The python package re (regular expression) is used to clean up the text by:

  • Removing html mark up (the symbols such as <, ^, >...).
  • Emoticons such as :-), |P, and =) are kept as they can provide useful information about sentiment.
  • Text is converted to lower case.
  • Stop words (taken from the python package nltk) such as 'and' and 'the' are removed as they do not provide useful information about sentiment.

The model

Before the text data is feed into the machine learning model it is transformed using a HashingVectorizer. This creates a matrix of token occurrences (similar to the way the bag-of-words model works).

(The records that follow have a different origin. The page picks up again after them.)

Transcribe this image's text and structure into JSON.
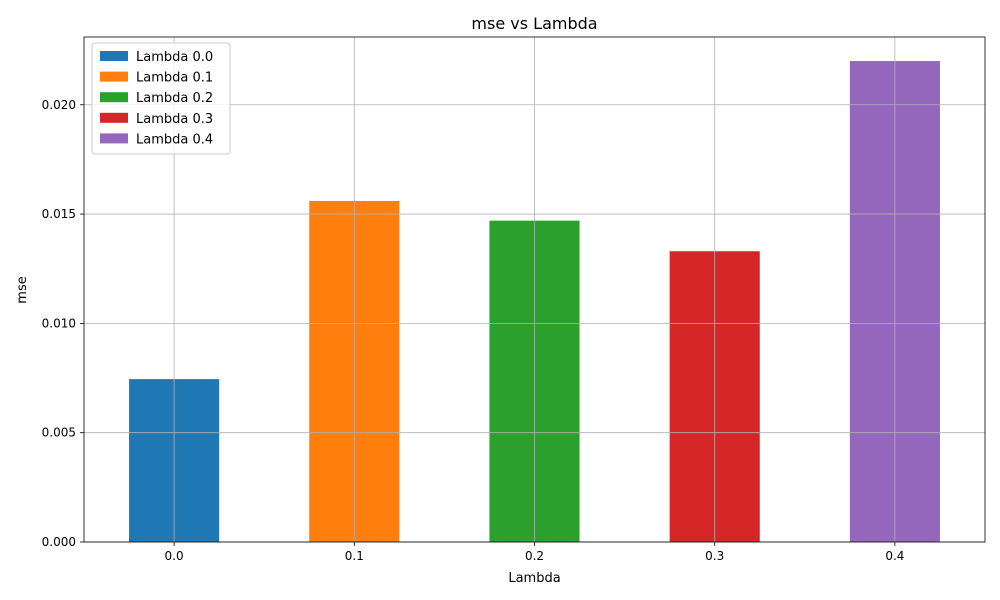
{
  "chart_data": {
    "type": "bar",
    "title": "mse vs Lambda",
    "xlabel": "Lambda",
    "ylabel": "mse",
    "categories": [
      "0.0",
      "0.1",
      "0.2",
      "0.3",
      "0.4"
    ],
    "values": [
      0.00745,
      0.0156,
      0.0147,
      0.0133,
      0.022
    ],
    "colors": [
      "#1f77b4",
      "#ff7f0e",
      "#2ca02c",
      "#d62728",
      "#9467bd"
    ],
    "series_names": [
      "Lambda 0.0",
      "Lambda 0.1",
      "Lambda 0.2",
      "Lambda 0.3",
      "Lambda 0.4"
    ],
    "ylim": [
      0,
      0.0231
    ],
    "yticks": [
      0.0,
      0.005,
      0.01,
      0.015,
      0.02
    ],
    "ytick_labels": [
      "0.000",
      "0.005",
      "0.010",
      "0.015",
      "0.020"
    ],
    "grid": true,
    "legend_position": "top-left"
  }
}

It has the advantage of being lightweight as it doesn't need to hold a vocabulary and it is optimally for pickling (more on this later).

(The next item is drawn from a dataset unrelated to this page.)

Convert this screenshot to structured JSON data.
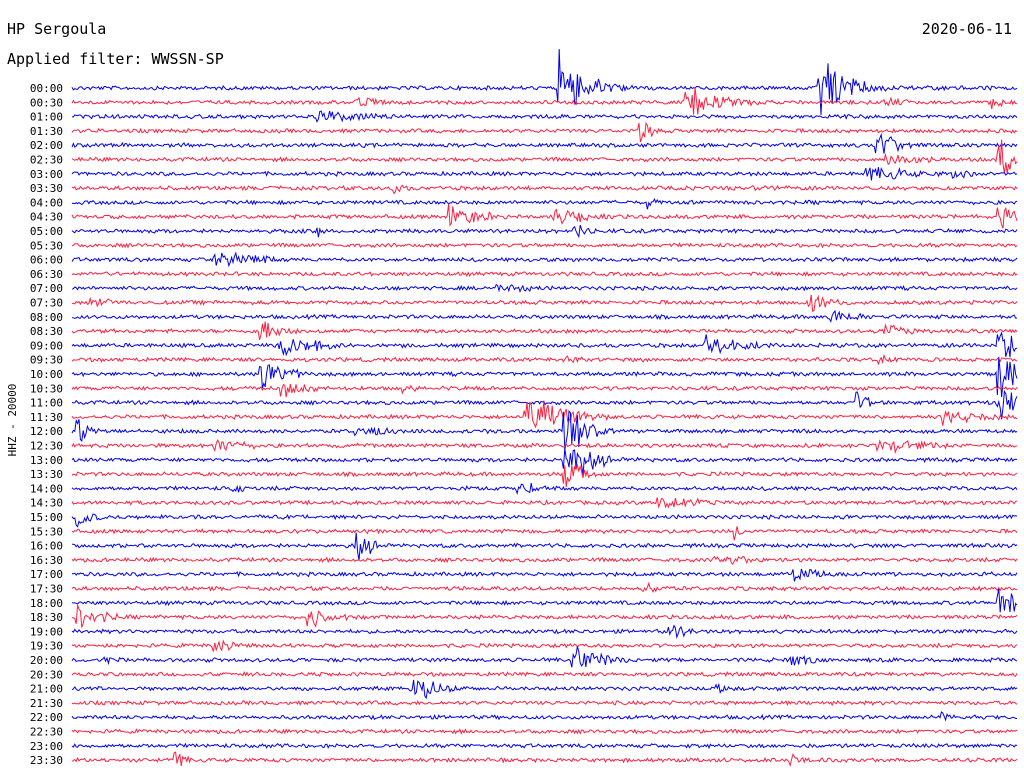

vect = HashingVectorizer(decode_error='ignore', 
                         n_features=2**21, # make large to avoid hash collisions
                         preprocessor=None, 
                         tokenizer=tokenizer)

The classifier used is a stochastic gradient descent classifier with a logistic regression loss. I used a large value for max_iter to avoid early stopping and improve accuracy:

clf = SGDClassifier(loss='log',
                    penalty='l2', # add ridge regression to avoid overfitting training data
                    max_iter=1000000, # make large to avoid early stop 
                    n_jobs=-1) # use all cores

This method is an optimal choice over logistic regression as it has a partial_fit method. This allows the weights (model) to be updated as new data is available.

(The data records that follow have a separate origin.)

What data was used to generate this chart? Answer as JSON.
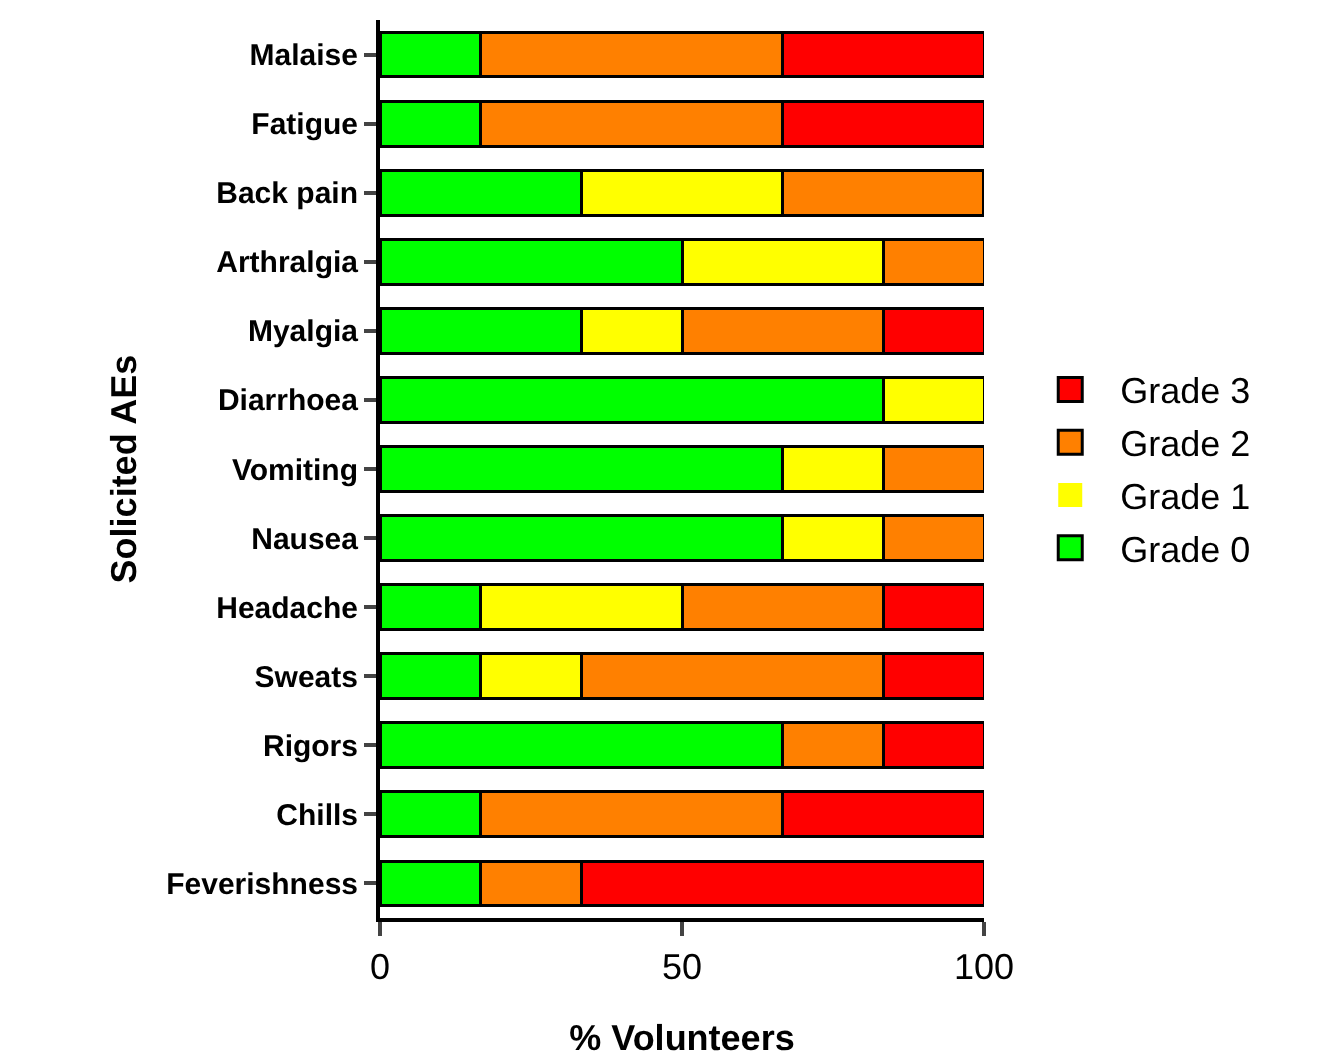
{
  "chart_data": {
    "type": "bar",
    "orientation": "horizontal",
    "stacked": true,
    "xlabel": "% Volunteers",
    "ylabel": "Solicited AEs",
    "categories": [
      "Malaise",
      "Fatigue",
      "Back pain",
      "Arthralgia",
      "Myalgia",
      "Diarrhoea",
      "Vomiting",
      "Nausea",
      "Headache",
      "Sweats",
      "Rigors",
      "Chills",
      "Feverishness"
    ],
    "series": [
      {
        "name": "Grade 0",
        "color": "#00ff00",
        "values": [
          16.7,
          16.7,
          33.3,
          50,
          33.3,
          83.3,
          66.7,
          66.7,
          16.7,
          16.7,
          66.7,
          16.7,
          16.7
        ]
      },
      {
        "name": "Grade 1",
        "color": "#ffff00",
        "values": [
          0,
          0,
          33.3,
          33.3,
          16.7,
          16.7,
          16.7,
          16.7,
          33.3,
          16.7,
          0,
          0,
          0
        ]
      },
      {
        "name": "Grade 2",
        "color": "#ff8000",
        "values": [
          50,
          50,
          33.3,
          16.7,
          33.3,
          0,
          16.7,
          16.7,
          33.3,
          50,
          16.7,
          50,
          16.7
        ]
      },
      {
        "name": "Grade 3",
        "color": "#ff0000",
        "values": [
          33.3,
          33.3,
          0,
          0,
          16.7,
          0,
          0,
          0,
          16.7,
          16.7,
          16.7,
          33.3,
          66.7
        ]
      }
    ],
    "xlim": [
      0,
      100
    ],
    "xticks": [
      0,
      50,
      100
    ],
    "grid": false,
    "legend": "right"
  }
}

Using these settings I got ~90% accuracy on the train and test data set.

Pickle

The pickle module converts an object into a byte stream. This is the best may to store the weights of the model and creates what is often know as a 'pre-trained' model.

The Web App

pythonanywhere

I use pythonanywhere which offers a free beginners account to host the model.

flask

The website it written using flask. It is written in pure python and provides an easy way to pass variables to be rendered in html. For example, I can pass the prediction (positive/negative), a color (green/red) and the probability of the prediction to a html file as:

<div>This movie review is <strong style="color: {{ font_color }}">{{ prediction }}</strong> (probability: {{ probability }}%).</div>

sqlite

I want to store the review and sentiment that users write to improve the model. For that I use sqlite. I can use the python API via sqlite3 as:

def sqlite_entry(path, document, y): 
    conn = sqlite3.connect(path)
    c = conn.cursor()
    c.execute("INSERT INTO review_db (review, sentiment, date)" " VALUES (?, ?, DATETIME('now'))",
              (document, y))
    conn.commit()
    conn.close()

Auto update

I have created an update.py which works by updating the model every time the web application starts but I have opted not to switch it on. It could get corrupt with multiple users using the site and ideally I would want to do some cleaning of the user reviews to ensure the reviews are meaningful. If I want to maintain it (which I don't really) it is probably best for me to download the reviews, clean then update, update the model and upload the updated pickled classifier.